Another simpler, but at least one level less secure, is the association of user identities with hardware or network uniquely identifiable attributes. This option becomes much simpler if the solution is to be built on top of an IPv6 infrastructure. Security as noted though is a big risk. Given the state of email today, such a system will not necessarily be much less secure than email, but it will be a step backwards in terms of challenges that IM solved much more effectively than email, namely spam.
- Buddy List Management and Storage: Roaming buddy lists are one of the features that almost all instant messaging protocols implement today. They allow a user to have the same view regardless of which machine or client they log in from. In addition to storing a list of buddies whose presence the user is interested in monitoring, buddy lists store more and more information related to user's capabilities, preferences and privacy controls. They could be overloaded to store additional information that would help solve some of the other challenges, such as public keys.
One additional challenge that needs to be addressed is offline buddy list management. What happens if you try to add a new user when you are in disconnected mode? One possible and totally justifiable approach would be to not allow offline editing of buddy lists, especially that no authentication facilities exist while the user is disconnected from the server. If security is less of a concern though, then it would be possible to allow for disconnected addition of newly discovered users, whose credentials could be verified through the central server the next time the user is connected. Some format of versioning would need to be used or re-used if offline editing is to be enabled.
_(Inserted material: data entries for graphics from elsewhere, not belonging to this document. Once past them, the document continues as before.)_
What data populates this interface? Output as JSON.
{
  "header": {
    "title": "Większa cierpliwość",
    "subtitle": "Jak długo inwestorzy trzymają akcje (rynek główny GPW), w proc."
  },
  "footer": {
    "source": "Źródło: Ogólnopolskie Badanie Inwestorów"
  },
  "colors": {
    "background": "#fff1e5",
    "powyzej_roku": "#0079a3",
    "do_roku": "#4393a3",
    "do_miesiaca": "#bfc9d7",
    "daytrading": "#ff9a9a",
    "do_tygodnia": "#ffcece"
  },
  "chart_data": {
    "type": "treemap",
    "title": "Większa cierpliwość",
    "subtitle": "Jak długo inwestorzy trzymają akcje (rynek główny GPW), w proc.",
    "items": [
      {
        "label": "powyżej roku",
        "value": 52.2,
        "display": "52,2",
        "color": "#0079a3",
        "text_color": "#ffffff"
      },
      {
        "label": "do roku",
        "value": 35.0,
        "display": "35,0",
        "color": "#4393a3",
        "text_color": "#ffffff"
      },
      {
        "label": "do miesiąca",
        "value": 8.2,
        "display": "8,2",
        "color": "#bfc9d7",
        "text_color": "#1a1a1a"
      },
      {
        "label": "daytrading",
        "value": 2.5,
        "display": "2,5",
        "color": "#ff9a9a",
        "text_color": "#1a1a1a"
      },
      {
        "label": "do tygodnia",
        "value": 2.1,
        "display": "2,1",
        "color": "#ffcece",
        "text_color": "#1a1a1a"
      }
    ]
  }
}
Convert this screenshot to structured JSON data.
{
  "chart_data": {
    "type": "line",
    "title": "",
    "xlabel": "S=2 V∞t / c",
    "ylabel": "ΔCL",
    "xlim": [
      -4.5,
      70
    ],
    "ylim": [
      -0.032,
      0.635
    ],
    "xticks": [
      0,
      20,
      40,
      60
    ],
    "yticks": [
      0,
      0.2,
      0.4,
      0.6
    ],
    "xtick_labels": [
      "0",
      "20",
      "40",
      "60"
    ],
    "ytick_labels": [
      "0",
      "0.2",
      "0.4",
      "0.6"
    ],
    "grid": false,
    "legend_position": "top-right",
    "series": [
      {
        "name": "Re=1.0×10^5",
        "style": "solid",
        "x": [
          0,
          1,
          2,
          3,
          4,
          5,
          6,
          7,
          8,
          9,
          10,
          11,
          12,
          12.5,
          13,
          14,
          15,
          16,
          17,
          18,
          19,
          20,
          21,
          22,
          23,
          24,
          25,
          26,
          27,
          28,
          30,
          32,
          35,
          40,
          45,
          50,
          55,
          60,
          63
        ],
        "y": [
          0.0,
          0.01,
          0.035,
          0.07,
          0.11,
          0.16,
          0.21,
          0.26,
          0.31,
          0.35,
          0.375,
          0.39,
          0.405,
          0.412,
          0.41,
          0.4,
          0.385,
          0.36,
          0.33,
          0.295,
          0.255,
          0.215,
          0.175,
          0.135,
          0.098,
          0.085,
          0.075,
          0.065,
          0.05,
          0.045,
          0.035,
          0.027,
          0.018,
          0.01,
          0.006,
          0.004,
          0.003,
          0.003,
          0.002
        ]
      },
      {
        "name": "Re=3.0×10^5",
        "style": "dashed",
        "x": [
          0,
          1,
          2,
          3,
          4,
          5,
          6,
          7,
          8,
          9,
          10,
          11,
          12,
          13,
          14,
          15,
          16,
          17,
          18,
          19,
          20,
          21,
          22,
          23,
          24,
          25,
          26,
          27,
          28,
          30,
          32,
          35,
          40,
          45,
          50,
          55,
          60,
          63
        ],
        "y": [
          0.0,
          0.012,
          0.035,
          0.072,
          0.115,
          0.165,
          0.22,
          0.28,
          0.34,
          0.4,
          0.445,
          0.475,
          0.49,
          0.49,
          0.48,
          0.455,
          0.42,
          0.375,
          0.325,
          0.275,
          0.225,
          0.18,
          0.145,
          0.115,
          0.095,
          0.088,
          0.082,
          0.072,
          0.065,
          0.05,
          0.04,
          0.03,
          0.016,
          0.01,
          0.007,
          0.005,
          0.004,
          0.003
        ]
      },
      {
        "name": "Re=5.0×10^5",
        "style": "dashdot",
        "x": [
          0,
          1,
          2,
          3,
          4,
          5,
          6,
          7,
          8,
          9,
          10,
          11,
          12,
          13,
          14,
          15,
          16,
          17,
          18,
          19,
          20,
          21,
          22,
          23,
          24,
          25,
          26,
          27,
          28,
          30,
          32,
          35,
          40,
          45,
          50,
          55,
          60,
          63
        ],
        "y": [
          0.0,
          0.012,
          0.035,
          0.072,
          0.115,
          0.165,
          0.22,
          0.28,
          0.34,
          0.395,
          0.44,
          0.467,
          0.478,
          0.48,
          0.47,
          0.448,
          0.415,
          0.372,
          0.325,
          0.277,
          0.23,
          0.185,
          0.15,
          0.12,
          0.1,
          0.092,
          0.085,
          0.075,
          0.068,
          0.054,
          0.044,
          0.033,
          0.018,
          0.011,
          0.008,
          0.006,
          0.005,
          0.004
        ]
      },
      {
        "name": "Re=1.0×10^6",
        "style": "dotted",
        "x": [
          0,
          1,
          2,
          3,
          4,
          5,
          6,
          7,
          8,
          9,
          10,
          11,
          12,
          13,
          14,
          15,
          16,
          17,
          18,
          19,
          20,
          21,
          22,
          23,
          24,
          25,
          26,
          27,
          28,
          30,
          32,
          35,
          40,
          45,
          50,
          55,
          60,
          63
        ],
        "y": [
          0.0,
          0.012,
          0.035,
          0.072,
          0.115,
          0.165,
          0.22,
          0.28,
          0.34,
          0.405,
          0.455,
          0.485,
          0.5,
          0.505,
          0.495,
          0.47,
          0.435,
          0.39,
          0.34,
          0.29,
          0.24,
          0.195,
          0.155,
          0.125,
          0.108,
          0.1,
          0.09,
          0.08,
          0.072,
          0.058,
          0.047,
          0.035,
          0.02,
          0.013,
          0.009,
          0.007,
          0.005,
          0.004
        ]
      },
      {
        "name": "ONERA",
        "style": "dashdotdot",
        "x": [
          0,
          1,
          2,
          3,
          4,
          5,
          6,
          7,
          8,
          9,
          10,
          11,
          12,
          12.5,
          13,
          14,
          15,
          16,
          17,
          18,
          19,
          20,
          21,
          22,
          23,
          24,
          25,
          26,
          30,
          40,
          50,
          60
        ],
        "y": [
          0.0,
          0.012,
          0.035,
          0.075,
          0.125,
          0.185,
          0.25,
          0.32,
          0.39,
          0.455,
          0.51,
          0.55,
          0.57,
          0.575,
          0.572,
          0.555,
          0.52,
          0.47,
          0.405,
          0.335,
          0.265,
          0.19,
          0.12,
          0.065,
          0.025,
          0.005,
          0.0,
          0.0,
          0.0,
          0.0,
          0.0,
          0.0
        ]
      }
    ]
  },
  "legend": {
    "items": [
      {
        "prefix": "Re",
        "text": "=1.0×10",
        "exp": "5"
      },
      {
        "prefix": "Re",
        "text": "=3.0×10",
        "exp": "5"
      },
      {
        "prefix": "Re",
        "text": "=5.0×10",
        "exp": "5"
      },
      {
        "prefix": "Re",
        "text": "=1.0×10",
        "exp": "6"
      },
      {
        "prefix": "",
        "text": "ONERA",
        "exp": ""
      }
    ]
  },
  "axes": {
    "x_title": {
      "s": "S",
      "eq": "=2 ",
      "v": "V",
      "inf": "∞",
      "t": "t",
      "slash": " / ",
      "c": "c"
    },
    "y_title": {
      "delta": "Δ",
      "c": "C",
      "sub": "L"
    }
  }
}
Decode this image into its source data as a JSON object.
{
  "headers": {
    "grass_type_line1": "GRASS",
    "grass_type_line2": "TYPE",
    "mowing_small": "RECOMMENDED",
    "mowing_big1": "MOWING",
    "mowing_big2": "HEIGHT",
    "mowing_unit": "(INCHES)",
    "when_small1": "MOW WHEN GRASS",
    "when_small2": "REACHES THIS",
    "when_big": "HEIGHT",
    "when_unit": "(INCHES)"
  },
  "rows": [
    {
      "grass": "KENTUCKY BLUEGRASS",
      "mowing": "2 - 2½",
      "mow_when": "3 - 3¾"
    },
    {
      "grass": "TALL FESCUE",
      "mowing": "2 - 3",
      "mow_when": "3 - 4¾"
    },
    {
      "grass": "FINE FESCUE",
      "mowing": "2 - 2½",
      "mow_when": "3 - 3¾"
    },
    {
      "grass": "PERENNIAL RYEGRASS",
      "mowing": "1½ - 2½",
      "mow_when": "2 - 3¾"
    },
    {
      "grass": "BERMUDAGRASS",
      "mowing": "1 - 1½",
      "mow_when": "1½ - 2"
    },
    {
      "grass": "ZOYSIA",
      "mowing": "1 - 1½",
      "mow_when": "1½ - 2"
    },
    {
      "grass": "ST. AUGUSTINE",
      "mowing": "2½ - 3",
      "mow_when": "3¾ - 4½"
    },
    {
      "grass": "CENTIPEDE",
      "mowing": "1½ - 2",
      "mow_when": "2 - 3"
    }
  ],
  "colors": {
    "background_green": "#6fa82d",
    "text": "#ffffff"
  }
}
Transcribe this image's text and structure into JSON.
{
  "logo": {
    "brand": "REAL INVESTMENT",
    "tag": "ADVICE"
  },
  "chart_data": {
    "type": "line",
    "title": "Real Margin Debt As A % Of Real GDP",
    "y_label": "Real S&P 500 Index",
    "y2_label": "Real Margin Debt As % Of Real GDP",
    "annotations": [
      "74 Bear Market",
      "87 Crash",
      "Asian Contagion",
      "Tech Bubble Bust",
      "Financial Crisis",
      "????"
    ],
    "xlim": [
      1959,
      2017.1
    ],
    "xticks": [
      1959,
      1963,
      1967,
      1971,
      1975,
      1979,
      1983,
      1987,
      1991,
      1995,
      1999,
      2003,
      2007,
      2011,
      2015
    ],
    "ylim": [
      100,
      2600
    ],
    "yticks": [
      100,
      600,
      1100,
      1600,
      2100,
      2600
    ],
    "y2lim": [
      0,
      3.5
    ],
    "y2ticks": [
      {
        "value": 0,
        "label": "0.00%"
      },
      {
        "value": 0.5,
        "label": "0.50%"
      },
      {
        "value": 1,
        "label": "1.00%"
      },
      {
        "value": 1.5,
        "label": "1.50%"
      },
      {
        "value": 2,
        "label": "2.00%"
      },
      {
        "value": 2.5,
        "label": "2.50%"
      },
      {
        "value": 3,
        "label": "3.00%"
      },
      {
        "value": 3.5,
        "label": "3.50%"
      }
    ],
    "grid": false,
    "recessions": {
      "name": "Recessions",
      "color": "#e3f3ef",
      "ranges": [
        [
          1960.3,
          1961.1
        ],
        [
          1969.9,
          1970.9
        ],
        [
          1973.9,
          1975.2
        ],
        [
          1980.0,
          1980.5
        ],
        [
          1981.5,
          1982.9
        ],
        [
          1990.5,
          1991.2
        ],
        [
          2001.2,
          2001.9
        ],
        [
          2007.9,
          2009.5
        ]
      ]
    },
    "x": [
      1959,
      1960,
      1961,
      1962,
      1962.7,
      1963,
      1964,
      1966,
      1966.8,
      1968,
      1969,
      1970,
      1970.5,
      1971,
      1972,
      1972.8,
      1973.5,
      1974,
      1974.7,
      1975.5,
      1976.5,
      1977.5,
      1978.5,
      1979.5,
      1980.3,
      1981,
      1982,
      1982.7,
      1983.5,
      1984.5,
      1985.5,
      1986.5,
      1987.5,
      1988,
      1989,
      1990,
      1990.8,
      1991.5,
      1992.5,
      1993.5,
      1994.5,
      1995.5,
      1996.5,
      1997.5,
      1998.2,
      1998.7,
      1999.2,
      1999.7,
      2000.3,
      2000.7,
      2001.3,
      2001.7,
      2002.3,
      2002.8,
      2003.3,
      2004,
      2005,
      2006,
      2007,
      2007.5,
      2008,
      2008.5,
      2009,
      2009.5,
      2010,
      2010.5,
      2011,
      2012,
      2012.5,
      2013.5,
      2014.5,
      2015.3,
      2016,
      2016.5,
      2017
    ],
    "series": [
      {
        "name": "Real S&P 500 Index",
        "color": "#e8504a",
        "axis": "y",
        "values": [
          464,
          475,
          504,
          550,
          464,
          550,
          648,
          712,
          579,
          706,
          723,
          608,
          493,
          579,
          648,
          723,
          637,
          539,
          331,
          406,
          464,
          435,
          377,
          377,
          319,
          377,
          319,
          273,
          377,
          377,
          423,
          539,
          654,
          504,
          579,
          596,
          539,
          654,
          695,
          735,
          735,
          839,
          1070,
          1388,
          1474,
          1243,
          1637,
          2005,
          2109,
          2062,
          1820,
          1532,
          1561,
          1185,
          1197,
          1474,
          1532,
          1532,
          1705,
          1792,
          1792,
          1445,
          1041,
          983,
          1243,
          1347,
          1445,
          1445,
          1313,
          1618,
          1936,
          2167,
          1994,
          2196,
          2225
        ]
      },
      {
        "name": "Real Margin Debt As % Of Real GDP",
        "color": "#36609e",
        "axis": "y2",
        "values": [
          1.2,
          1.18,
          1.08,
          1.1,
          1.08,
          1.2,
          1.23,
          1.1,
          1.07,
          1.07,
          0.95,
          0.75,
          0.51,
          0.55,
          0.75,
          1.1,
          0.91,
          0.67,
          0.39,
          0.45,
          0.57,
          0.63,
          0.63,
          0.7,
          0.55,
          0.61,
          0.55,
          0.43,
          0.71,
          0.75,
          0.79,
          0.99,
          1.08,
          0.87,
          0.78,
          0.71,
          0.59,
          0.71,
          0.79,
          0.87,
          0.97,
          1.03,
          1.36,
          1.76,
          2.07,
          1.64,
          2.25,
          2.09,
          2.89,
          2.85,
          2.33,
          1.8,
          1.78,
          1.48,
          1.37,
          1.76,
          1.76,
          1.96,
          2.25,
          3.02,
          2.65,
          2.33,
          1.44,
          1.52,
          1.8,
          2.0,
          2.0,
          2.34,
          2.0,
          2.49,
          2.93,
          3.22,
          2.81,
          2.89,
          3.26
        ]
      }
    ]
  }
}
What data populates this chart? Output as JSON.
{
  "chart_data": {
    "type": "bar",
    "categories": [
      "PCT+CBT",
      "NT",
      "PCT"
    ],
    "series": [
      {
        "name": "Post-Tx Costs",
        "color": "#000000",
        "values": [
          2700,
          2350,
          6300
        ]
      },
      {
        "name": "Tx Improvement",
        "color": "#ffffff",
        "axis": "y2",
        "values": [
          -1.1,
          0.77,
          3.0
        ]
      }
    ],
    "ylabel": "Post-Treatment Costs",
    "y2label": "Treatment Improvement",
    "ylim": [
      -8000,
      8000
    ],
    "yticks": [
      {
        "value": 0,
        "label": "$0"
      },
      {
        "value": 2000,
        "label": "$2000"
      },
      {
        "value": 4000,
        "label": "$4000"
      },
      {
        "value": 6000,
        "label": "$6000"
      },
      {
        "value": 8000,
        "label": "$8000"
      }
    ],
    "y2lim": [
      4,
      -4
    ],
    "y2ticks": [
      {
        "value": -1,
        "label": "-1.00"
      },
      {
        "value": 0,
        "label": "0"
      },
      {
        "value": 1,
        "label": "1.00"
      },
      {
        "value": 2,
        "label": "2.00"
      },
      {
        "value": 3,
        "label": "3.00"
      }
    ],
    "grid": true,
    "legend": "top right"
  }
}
- Message and Presence Routing: What used to be a presence and message routing challenge when implemented by the central server, turns into a discovery problem when in peer to peer disconnected environment. The client will now be responsible for polling (discovering) the presence of other users on the buddy list, and thus have enough information to establish peer to peer communication for presence updates and message delivery.
Multicast-DNS, presence broadcasting, and network id association (targetted polling) are some of the possible approaches that could be taken to address this challenge. Which one is to be used will depend to a great degree on the capabilities made available through the chosen networking infrastructure. Network id association might be the best approach when the ids are unique and easily discoverable in an IPv6 network, while multicast-DNS might be the best approach in a NATed IPv4 network.
Proposed approach
- Serverless use must be possible
- XMPP / Jabber is the protocol of choice
- Existing clients should be able to work
- Must be targetted to the goals of educating 3rd world kids
Technical Details & Discussion
All of this is being discussed further detail on Talk:Instant Messaging Challenges, in particular the issue on distributed servers or serverless usage.
- I think this whole discussion needs to be refactored into several parts. One page on the existing IM application and how it might be enhanced or leveraged by other apps. Another page on a different and new IM infrastructure that some feel could be better by leveraging existing systems such as Jabber, XMPP and GAIM. And a third on messaging services in general and how they can be integrated into the educational environment. This last would be non-technical and focused on education.